Identity Wallets are not Crypto Wallets

From IIW

Identity Wallet (not Crypto Wallets)


Tuesday 2D

Convener: Daniel Hardman

Notes-taker(s): Karan Verma


Discussion notes, key understandings, outstanding questions, observations, and, if appropriate to this discussion: action items, next steps:


- What is an identity wallet? 

  • Digital container belonging to a single identity owner that holds secrets, money, credentials, and miscellaneous related items. 
  • Implement best practices and standards for distributed secrets and key management, for maximum security and privacy 
  • Has an identifiable location on hardware 
  • Unit of portability - mostly, move a wallet, move an identity.

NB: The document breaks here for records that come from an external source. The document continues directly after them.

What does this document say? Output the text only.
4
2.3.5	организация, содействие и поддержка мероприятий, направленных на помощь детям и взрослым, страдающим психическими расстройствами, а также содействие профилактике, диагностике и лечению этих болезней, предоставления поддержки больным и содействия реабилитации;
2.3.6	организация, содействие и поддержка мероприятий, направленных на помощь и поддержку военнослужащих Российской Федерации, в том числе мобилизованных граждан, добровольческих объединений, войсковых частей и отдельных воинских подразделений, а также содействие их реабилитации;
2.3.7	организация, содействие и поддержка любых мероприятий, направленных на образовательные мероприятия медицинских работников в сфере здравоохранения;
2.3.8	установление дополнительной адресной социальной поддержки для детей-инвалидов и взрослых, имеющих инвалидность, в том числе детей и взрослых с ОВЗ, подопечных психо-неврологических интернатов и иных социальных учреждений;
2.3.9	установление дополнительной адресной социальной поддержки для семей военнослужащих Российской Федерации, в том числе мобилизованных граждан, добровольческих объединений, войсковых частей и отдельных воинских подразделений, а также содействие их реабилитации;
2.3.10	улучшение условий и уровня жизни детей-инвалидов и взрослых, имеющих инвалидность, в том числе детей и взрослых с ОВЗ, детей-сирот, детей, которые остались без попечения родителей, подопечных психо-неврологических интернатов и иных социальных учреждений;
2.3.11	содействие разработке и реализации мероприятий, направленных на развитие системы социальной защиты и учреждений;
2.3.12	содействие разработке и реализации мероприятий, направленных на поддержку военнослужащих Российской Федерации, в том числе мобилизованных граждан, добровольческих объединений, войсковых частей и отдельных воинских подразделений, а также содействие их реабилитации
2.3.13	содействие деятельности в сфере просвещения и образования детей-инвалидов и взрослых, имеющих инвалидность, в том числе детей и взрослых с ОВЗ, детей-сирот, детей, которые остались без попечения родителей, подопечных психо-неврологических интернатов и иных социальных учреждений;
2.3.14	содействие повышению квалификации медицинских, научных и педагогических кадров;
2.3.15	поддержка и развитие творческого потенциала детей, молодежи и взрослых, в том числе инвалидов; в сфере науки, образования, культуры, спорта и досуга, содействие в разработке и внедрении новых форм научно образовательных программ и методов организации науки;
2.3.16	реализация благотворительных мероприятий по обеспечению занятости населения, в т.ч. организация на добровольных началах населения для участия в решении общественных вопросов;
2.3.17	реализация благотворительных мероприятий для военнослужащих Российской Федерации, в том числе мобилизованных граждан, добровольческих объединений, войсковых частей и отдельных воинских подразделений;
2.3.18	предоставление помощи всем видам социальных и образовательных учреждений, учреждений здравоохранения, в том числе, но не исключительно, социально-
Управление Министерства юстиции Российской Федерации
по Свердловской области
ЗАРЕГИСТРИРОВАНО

- Question Why is it called a wallet? 

  • Because of cryptocurrency wallet 
  • Is there a better name? 
    • Holder
    • Keychain 


- What is and should be stored in an indy wallet? 

Bunch of different things that go into an identity wallet 

  • Key pairs 
  • Cryptocurrency keys and HDKeys indexes 
  • Link secret 
  • Policy address (and agency policy registry doc?)
  • Cred def keys 
  • Credentials 
  • Symmetric keys 
  • Tails indexes, witnesses 
  • Cache of other party’s pub keys -> microliter 
  • Tails file -> file system (not private) 
  • Proofs from others? 
  • Other identity info 


- Cryptocurrency wallet != identity wallet 

  • Cryptocurrency wallets just hold keys 
  • How many things do you put in a cryptocurrency wallet
  • Some put your secrets in cloud, managed by another party 
    • Identity wallet cannot be all in the cloud 


- Vault != wallet 

  • Vault is virtual construct — same boundary as a domain
  • Includes data of all kinds, located in all places under owner control: wallets, proofs, genome, tax and legal records, private docs..
  • Security and privacy of a vault is not standardized


Comment

  • Identity wallet vs cryptocurrency wallet 
    • Need to put lot of data in the wallet
    • Hardware to store symmetric keys 
    • There are different requirement 
      • There are different use cases and they are not exactly the same thing. 


Questions 

  • Natural scope of a wallet is similar in the digital world and physical world 
  • Stateless refuge location 
  • Self sovereign identity for my connections 
    • In a at risk situations, can I get to my wallet through biometrics? Is that somehow connected to the wallet? 
    • Keys are tied to relationships, when you have a wallet you have your connections. 
    • Wallet are set of things which are on a particular device. 
  • Curious about identity - people cannot take away from you - does self-sovriegn apply to wallet/ is it completely in users control? 
    • Self-soverignity has to be a characteristic of the wallet. 
    • There is difference b/w verifiable information and sensitive information. 

Browser Password Synch: sensitive data is never stored on the server, probably should have one wallet. Shouldn’t probably make that distinction b/w cryptocurrency wallet and identity wallet

  • Distinction made for implementers not for users - Users get a unified experience.